The video starts after police approached the 15-year-old girl and 10-year-old boy. They admitted they didn’t have a permit to sell food on the street.
The video shows them trying to wrestle themselves away from the officers, who are seen with handcuffs out heard saying, “Put her in handcuffs.”
As one of the officers held the girl, she dropped to the ground and began screaming.
“Don’t pressure me, my knee,” she screamed.
Tears streamed down the boy’s face as he watched.
Throughout the encounter police are heard threatening to handcuff the girl and take the children to the Child and Family Services Agency even after their mother arrived at the scene.
“I was scared, and all I asked was for them to leave us alone, for them to stop treating us like criminals,” the girl said at a news conference Wednesday afternoon.
She was using crutches.
“We are not criminals," she said. "We do not go and steal and do all this, be in gangs. We go out, sell atole, tacos, chips, mangos to make a living for ourselves.”
She said they have been chased off the street before for the same thing but refused to move Tuesday evening.
“He should really feel ashamed of himself for what he did yesterday to me, because I am just a 15-year-old girl trying to work for money,” she said.
They were taken to Children’s National Hospital.

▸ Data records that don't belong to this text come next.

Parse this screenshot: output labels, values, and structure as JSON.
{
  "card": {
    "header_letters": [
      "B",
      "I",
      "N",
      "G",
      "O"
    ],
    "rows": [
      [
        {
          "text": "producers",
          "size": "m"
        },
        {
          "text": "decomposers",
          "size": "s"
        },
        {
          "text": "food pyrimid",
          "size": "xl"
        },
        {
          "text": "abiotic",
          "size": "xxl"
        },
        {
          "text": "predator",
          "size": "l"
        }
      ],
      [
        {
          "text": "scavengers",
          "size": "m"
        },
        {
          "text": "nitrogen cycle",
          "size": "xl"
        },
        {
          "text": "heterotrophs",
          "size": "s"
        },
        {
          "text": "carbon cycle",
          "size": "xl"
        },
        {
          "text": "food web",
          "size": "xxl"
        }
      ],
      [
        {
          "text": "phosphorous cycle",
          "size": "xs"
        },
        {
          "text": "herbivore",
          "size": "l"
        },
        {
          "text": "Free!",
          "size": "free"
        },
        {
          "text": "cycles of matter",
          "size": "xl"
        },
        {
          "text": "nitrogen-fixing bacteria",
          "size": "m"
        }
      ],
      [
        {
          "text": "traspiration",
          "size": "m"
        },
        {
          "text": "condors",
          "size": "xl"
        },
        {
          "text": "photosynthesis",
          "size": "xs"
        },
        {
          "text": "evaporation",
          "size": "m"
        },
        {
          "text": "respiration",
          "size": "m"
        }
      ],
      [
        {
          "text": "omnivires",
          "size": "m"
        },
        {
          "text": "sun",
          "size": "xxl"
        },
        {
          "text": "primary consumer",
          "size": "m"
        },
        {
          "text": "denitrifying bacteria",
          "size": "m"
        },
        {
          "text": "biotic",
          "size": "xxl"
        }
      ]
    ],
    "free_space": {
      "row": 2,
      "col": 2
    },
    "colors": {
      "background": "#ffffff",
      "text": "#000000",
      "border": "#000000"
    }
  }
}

Police followed the ambulance to the hospital and continued to threaten to separate the children from their mother, the family said.
Typically, vending without a permit carries a $300 fine, but the family said it was afraid to give the officers identifying information.

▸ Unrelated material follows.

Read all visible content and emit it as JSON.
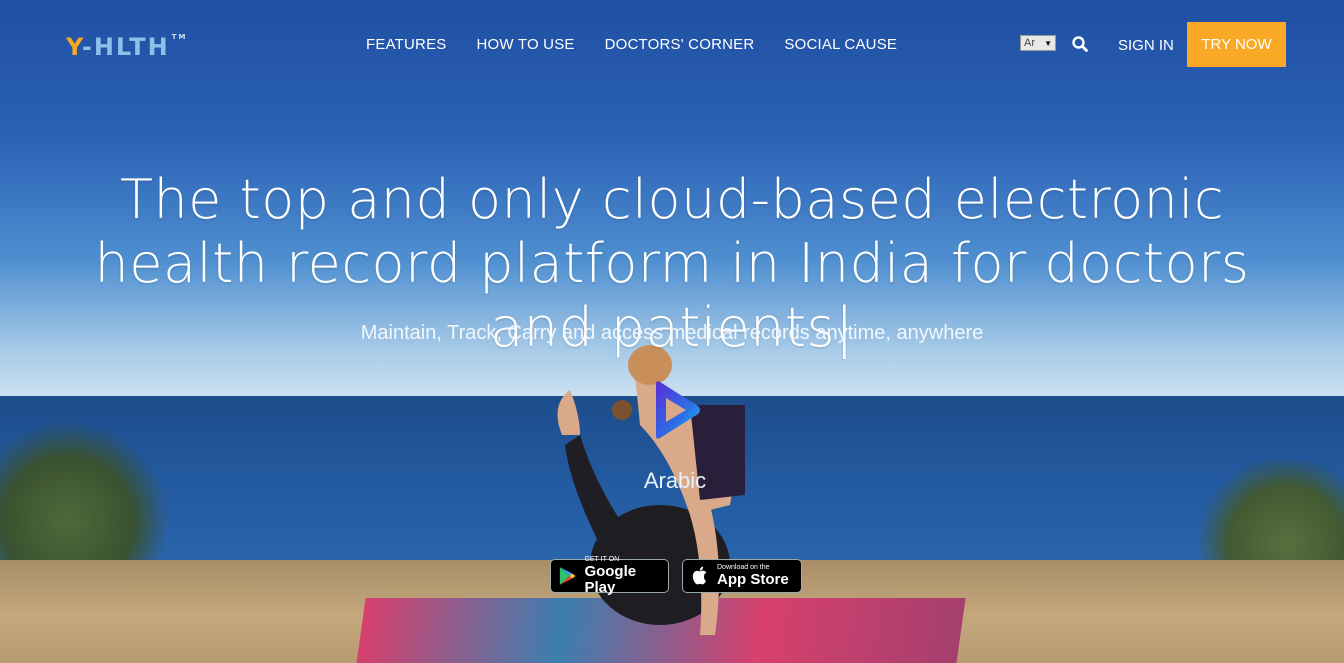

The children were not charged with a crime.
“We have no place on our force for officers who don’t follow the rules, and that is what we will be investigating, and all appropriate action will be taken,” Mayor Muriel Bowser said.
"MPD is aware of the incident," a police spokesperson told News4 in an email. "This is currently an ongoing investigation as we review footage to learn more about the incident."
All of the officers remain on full-duty status, police said.
The family said they’re unable to get permits, because the city no longer offers them.
Bowser said it's a balancing act between traditional brick and mortar stores and the right number of street vendors.